Conversion

Customer Conversion: Testing Brings Science To Marketing

There are two things every ecommerce business should strive to achieve. The first is increasing conversion, turning a higher percentage of browsers into buyers. The second is optimizing marketing spend, driving higher rates of return from existing advertising dollars being spent.

The most consistent way to increase these two key metrics and grow an ecommerce business is through continuous testing. By testing variations of web pages and by achieving slight increases in efficiency, an ecommerce business is able to generate substantial, incremental profits.

Testing is fundamental to selling

Success in ecommerce is achieved when retailers “beat their control.” The term “beat your control” has been used in the direct marketing world for decades and is a tactic that describes the continuous testing and optimization of content, copy and page layout to profitably grow sales.

What a direct marketer strives for with testing is to improve upon the previous month’s or week’s metrics. By doing so, the business gains efficiencies as it relates to customer acquisition and retention.

Typically, online retailers have utilized standard A/B tests, otherwise known as “split tests,” to try and improve marketing and merchandising approaches. An A/B test allows a retailer to split traffic across two different versions of a web page in an effort to identify topperforming marketing variables.

During these testing scenarios marketers try to identify promotions that significantly outperform others, while testing titles and headers for the highest level of customer engagement.

For example, let’s say a business was trying to run a split test for two different landing pages within a paid-search campaign. On each page, a different headline was shown above the primary image. Because no other variables were changed within test, a business can attribute the performance increase (typically sales/conversion) to the unique variable on the page. This allows the business to maintain test integrity and to pinpoint the exact factors that caused the improvement.

The problem is that an A/B test can only track one variable at a time. Multiple tests must be done to construct ideal and optimized pages. Findings from an A/B test can only be statistical-ly valid for conversion improvement when testing one distinct variable at a time. It’s a painfully long process that can eat up your valuable time.

Multivariate testing – The future is now

As online retail has progressed during the last few years, so has the sophistication of ecommerce testing. No longer are marketers handcuffed with the limitations of A/B testing, since multivariate tests (multiple variables being tested at once) have become less costly and easier to implement within an ecommerce business operation.

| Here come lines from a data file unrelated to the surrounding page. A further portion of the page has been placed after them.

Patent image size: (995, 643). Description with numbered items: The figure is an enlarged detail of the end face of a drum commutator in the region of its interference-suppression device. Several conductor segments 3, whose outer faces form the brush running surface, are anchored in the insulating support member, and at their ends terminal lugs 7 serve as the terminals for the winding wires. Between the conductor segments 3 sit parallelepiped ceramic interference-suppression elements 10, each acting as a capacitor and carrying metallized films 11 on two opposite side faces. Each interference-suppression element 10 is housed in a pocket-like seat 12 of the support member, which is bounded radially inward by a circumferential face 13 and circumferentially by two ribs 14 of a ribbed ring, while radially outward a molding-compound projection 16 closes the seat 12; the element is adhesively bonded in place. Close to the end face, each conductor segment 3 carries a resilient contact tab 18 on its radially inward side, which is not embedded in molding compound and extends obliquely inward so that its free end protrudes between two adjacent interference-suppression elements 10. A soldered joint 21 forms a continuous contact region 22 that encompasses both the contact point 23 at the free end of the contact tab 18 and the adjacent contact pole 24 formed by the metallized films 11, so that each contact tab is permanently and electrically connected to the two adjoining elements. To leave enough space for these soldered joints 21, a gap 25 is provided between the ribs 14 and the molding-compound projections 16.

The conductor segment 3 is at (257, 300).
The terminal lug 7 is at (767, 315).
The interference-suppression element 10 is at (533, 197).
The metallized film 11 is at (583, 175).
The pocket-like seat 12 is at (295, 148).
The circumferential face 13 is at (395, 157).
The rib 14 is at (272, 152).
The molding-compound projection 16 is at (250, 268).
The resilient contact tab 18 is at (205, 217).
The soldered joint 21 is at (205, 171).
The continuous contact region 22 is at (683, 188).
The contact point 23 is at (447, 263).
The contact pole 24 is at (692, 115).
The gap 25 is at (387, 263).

The core difference between multivariate tests and standard split tests is that multivariate tests allow an ecommerce business to concurrently test numerous variables of a web page to identify what variables perform best and in which combinations. The goal is to use the test data to create the most engaging and compelling page possible so visitors shop at an improved conversion rate.

For each page variable (e.g., landing-page headline), two or more versions are tested. In some instances a business may have up to seven unique versions of each variable. When the test is deployed to visitors, the variables are configured into “recipes” and have a unique mix of the different testing variables. The page versions are randomly split among traffic so that highest performing variables/recipes can be identified.

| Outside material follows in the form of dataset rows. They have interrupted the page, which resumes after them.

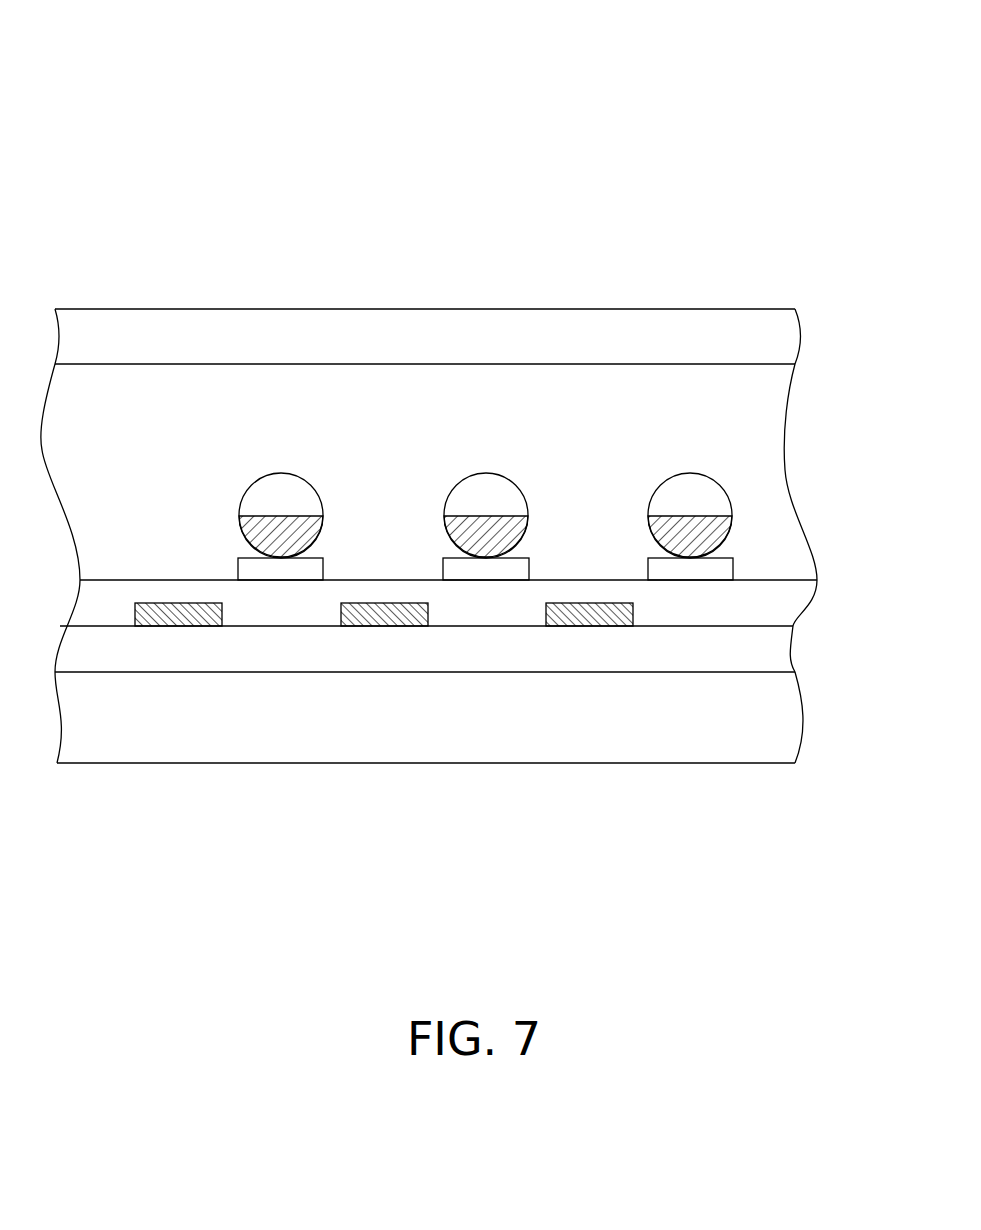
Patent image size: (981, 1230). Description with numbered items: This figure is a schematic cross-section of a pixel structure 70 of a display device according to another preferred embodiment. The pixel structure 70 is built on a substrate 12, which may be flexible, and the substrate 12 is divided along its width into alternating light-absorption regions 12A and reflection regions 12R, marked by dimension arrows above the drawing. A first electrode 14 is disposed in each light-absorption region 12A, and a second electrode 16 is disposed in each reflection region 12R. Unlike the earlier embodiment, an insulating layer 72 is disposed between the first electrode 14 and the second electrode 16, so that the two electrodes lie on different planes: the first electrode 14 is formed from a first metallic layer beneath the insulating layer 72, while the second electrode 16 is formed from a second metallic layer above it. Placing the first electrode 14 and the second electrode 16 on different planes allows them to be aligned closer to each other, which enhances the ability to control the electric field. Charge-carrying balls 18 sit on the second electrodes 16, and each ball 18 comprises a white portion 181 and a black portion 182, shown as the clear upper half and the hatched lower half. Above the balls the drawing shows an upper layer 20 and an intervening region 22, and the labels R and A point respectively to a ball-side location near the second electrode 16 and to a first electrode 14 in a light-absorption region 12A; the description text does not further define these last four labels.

The pixel structure 70 is at (768, 117).
The substrate 12 is at (779, 749).
The light-absorption region 12A is at (134, 284).
The reflection region 12R is at (238, 284).
The first electrode 14 is at (178, 626).
The second electrode 16 is at (288, 570).
The charge-carrying ball 18 is at (514, 465).
The white portion 181 is at (287, 474).
The black portion 182 is at (321, 531).
The upper substrate / lid 20 is at (754, 350).
The encapsulant 22 is at (783, 500).
The insulating layer 72 is at (798, 603).
The reflow region R is at (242, 553).
The area A is at (150, 600).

Here’s an example to simplify the concept. Let’s say a home-products retailer wants to utilize a multivariate test for the sofa-category page. The marketer who is running the test wants to see which combinations perform best for the variables of headlines, promotions and imagery, as described below.

Headlines

A headline should be the core value proposition that should be communicated. The business we are using within this example could test the following:

  • Comfort, Elegance and Value.
  • 100 percent satisfaction on all sofas … Guaranteed.
  • Simply the best in sofa design.
  • Wide varieties of brands available.
  • All three of the headlines have a unique message and will likely resonate differently with shopping segments. Typically the corevalue proposition will be located with or integrated into the primary creative within a page.

Promotions

Delivering timely promotions that meet customer desires are a fundamental aspect of ecommerce success. Varied promotions perform at different levels, and a marketer must test varied types to identify which ones drive the most incremental business. Examples could be the following:

  • Free shipping over $200.
  • 20 percent of all leather sofas.
  • Free coffee table with love seat and sofa purchase.

Imagery

Ecommerce businesses owners often underestimate the importance of images within the consumer’s purchase decision. Images create emotion within a web shopper and should portray the value of a product. Obviously all images should be of high quality and resolution, but in our example situation above, a furniture business may want to test three different images that reflect the quality of the products and the feeling of the brand.

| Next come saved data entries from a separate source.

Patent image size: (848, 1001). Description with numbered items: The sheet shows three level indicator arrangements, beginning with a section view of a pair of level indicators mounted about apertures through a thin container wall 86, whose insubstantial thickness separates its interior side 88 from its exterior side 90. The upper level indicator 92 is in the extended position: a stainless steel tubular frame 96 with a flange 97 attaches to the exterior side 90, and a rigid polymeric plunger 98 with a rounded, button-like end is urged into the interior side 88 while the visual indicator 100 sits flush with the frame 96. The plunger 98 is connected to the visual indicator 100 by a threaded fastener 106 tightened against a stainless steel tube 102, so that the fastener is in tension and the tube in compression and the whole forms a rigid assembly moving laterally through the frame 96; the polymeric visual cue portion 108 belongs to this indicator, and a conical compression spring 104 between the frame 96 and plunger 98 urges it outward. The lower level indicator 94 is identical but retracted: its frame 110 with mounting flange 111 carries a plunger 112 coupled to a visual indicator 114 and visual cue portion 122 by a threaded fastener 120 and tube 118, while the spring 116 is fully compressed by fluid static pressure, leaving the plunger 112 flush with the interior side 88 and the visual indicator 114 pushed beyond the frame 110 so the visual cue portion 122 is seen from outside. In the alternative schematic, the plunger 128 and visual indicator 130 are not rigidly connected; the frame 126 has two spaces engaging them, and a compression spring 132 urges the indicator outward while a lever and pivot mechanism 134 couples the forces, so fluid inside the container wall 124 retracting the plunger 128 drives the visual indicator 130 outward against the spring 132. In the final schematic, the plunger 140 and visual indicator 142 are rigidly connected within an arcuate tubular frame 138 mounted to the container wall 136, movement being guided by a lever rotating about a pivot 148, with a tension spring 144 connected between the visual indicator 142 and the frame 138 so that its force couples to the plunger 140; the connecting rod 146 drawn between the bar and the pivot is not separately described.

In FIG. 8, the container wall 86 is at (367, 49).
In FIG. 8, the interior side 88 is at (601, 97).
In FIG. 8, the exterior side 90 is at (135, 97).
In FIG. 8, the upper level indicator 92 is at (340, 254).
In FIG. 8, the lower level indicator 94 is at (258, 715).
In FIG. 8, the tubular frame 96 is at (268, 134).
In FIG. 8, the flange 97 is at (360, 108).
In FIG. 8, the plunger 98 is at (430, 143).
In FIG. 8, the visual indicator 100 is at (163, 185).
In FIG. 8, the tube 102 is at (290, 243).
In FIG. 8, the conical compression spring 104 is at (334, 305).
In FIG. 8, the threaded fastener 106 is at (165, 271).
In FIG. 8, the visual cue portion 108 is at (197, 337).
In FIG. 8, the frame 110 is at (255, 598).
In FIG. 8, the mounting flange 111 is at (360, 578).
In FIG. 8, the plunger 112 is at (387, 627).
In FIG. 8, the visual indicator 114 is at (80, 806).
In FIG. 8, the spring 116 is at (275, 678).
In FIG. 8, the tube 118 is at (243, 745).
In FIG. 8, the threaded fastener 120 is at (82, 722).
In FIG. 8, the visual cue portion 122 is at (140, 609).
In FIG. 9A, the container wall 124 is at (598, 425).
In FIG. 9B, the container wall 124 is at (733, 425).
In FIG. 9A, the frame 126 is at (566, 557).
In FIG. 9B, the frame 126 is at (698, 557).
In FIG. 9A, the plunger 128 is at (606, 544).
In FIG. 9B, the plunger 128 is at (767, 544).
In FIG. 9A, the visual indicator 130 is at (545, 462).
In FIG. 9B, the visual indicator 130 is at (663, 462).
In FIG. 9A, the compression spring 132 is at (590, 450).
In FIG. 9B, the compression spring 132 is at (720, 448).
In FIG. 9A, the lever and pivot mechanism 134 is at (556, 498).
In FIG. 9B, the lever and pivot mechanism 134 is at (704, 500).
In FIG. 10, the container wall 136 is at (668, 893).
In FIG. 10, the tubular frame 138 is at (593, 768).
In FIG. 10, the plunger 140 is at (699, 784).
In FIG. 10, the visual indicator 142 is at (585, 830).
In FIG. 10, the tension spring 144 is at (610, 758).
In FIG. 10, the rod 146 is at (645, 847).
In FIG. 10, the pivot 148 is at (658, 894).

With nine different variables within our example, running A/B tests would take an extremely long time to gain insights into the best performing creative. A multivariate test, however, instantaneously swaps out all of the variables mentioned and identifies the best performing “recipe” for ecommerce success.

Multivariate testing will allow your business to use science when making marketing and site-merchandising decisions. Don’t guess during your next big marketing push — test the variables that are critical to your messages so your business can achieve improvements to key performance metrics.